Dressed in his now familiar black suit and white shirt, Saddam sat in silence as a series of witnesses described the alleged atrocities during the so-called Anfal campaign that prosecutors say killed more than 180,000 Iraqi Kurds in 1987 and '88.
The day's first witness, Qahar Khalil Mohammed, testified that he and other men from his village surrendered to Iraqi soldiers after being told Saddam had granted them amnesty. Instead, he said, the soldiers lined them up and opened fire.
He tells the court that despite being shot twice, once in the head and once in the back, he managed to survive the attack. He testified 33 people from his village died.
After a midday break, the trial resumed and Saddam made an unexpected courtroom plea for national peace and reconciliation.

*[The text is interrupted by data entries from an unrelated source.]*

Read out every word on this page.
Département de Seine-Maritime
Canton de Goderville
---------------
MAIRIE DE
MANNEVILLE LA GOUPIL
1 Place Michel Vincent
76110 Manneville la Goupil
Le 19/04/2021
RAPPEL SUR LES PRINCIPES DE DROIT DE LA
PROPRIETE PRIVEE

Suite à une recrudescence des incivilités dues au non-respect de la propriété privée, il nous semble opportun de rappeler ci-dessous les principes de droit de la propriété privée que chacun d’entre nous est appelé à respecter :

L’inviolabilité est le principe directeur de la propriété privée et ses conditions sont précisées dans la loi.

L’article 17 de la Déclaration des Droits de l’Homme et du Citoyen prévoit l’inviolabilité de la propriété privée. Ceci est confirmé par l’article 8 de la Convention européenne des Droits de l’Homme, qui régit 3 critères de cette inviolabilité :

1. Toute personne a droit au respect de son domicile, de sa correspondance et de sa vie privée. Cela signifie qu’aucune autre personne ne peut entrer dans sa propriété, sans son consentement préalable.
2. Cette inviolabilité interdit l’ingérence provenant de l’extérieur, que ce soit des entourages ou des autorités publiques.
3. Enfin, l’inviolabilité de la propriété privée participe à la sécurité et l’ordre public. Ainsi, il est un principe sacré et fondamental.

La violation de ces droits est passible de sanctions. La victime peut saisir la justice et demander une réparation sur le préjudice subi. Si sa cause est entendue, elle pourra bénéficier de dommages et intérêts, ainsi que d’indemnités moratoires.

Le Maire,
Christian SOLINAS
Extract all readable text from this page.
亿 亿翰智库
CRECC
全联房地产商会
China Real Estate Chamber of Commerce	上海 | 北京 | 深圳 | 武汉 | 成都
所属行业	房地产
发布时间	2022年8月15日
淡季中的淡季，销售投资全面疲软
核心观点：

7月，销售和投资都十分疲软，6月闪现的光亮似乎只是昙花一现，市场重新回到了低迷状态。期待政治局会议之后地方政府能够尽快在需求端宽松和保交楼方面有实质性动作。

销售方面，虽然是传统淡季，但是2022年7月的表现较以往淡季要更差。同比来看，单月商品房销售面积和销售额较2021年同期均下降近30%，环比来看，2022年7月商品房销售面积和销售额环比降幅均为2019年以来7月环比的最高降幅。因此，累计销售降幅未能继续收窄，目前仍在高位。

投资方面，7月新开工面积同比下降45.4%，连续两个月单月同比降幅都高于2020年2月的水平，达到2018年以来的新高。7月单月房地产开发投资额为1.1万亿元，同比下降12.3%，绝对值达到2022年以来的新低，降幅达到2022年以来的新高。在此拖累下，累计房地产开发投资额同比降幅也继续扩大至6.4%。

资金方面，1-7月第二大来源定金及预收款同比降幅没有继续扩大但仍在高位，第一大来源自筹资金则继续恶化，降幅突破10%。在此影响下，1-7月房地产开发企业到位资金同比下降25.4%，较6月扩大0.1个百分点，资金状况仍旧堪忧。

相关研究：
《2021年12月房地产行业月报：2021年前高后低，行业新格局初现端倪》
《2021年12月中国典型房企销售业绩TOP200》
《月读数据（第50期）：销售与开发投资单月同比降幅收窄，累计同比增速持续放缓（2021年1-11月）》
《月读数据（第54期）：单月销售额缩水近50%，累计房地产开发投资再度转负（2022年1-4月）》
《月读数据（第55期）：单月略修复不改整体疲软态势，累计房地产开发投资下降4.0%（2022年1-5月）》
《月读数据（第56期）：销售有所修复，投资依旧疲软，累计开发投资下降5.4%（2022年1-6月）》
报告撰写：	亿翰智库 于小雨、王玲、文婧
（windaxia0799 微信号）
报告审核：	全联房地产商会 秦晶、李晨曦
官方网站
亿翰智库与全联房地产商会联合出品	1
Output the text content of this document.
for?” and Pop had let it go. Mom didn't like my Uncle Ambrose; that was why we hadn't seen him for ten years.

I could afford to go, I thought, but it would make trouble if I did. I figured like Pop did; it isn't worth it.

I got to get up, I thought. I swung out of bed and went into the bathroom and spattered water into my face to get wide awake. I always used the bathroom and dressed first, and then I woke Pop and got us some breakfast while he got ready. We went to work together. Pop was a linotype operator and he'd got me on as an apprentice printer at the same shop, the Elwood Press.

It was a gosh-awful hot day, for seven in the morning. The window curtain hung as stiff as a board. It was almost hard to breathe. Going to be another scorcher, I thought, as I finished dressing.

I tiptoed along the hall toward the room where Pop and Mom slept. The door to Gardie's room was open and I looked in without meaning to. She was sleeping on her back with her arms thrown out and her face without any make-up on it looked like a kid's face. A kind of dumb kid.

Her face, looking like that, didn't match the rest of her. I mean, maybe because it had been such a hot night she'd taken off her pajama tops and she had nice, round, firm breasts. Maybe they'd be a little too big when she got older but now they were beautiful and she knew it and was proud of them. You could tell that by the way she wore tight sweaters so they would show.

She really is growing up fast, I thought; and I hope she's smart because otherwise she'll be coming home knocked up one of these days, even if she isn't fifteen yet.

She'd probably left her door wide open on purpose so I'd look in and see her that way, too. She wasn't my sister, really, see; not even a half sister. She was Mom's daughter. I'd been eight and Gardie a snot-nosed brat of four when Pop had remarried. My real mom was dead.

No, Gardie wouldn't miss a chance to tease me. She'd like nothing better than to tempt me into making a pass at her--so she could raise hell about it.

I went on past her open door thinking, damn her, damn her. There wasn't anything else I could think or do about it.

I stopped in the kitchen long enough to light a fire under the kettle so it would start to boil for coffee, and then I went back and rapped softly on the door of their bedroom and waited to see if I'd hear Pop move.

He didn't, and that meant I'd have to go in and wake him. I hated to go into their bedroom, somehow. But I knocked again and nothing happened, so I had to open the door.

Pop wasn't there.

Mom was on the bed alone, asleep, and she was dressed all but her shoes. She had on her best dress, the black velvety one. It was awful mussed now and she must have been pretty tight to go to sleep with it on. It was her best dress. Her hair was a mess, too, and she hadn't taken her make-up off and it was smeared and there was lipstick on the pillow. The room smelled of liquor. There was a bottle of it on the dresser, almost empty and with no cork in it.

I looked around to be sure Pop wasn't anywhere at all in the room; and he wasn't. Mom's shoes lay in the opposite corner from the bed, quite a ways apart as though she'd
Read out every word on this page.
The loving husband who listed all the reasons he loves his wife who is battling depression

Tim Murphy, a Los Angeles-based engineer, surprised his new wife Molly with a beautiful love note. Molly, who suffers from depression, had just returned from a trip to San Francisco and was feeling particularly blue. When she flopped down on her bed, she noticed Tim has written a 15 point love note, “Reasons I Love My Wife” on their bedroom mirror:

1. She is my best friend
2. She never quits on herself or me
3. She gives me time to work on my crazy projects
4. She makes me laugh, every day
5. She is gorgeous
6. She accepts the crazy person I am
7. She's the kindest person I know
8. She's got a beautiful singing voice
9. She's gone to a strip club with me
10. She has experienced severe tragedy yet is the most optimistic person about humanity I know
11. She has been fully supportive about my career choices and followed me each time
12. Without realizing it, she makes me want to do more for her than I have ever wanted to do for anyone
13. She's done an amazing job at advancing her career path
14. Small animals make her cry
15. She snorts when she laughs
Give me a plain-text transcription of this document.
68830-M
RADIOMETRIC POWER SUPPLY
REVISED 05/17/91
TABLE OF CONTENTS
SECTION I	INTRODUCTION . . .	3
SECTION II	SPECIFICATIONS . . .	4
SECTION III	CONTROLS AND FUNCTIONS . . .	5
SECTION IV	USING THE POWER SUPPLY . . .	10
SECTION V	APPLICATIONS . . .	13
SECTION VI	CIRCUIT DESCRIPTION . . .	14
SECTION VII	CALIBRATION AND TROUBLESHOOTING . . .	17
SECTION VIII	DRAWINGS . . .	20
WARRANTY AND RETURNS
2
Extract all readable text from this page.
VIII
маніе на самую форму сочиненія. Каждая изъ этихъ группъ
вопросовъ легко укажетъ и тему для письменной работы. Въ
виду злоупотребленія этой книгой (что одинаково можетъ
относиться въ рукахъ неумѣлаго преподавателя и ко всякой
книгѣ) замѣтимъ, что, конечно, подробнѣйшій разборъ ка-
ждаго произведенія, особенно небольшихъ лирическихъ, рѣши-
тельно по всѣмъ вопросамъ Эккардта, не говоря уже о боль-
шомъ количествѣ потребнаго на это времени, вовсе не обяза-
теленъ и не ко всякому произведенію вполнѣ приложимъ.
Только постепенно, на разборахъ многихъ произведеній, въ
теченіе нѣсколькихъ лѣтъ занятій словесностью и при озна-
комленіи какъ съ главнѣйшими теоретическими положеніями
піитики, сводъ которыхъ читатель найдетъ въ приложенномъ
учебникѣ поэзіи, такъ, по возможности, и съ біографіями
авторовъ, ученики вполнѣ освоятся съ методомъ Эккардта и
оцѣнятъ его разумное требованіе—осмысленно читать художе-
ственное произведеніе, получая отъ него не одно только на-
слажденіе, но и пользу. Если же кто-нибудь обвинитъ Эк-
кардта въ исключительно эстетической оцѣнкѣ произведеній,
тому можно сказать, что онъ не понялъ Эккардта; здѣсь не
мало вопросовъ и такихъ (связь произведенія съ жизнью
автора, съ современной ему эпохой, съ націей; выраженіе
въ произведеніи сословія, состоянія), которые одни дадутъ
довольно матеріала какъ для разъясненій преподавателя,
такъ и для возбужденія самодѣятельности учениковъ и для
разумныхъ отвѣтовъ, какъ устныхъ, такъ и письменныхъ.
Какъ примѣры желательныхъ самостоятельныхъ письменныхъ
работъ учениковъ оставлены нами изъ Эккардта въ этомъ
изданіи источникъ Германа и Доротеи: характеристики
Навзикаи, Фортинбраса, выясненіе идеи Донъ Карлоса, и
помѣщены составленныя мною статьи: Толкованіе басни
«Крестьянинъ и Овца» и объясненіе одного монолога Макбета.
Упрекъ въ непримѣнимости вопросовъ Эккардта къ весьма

A particularly somber faced Saddam called for all Iraqis, including both Arabs and Kurds, to forgive one another and, in his words, "forget the past and shake hands."
The Anfal trial continues despite speculation that Saddam may be executed long before a final verdict can be rendered.
A ruling on the sentence is expected from a nine-member appellate court as early as next month, and if it is upheld, the former Iraqi dictator would be executed within 30 days.
Meanwhile, Iraq's Interior Ministry has accused more than 50 employees, including several high-ranking officials of serious human rights violations. A ministry spokesman told reporters the men are accused of torturing hundreds of prisoners at a detention center in eastern Baghdad.
Iraq's Shi'ite dominated security force has long been accused of abusing Sunni detainees and operating suspected torture chambers in several makeshift prisons. The cases have been forwarded to an Iraqi court for possible indictments.